Abstract: Let $R$ and $B$ be two point sets in $\mathbb{R}^d$, with $|R|+ |B| = n$ and where $d$ is a constant. Next, let $\lambda : R \cup B \to \mathbb{N}$ such that $\sum_{r \in R } \lambda(r) = \sum_{b \in B} \lambda(b)$ be demand functions over $R$ and $B$. Let $|\cdot|$ be a suitable distance function such as the $L_p$ distance. The transportation problem asks to find a map $\tau : R \times B \to \mathbb{N}$ such that $\sum_{b \in B}\tau(r,b) = \lambda(r)$, $\sum_{r \in R}\tau(r,b) = \lambda(b)$, and $\sum_{r \in R, b \in B} \tau(r,b) |r-b|$ is minimized.

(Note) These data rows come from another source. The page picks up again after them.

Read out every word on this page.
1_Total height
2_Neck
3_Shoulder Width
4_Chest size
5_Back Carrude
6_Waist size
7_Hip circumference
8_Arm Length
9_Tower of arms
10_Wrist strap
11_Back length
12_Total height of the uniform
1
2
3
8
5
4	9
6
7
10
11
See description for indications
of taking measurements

We present three new results for the transportation problem when $|r-b|$ is any $L_p$ metric: - For any constant $\varepsilon > 0$, an $O(n^{1+\varepsilon})$ expected time randomized algorithm that returns a transportation map with expected cost $O(\log^2(1/\varepsilon))$ times the optimal cost. - For any $\varepsilon > 0$, a $(1+\varepsilon)$-approximation in $O(n^{3/2}\varepsilon^{-d} \operatorname{polylog}(U) \operatorname{polylog}(n))$ time, where $U = \max_{p\in R\cup B} \lambda(p)$. - An exact strongly polynomial $O(n^2 \operatorname{polylog}n)$ time algorithm, for $d = 2$.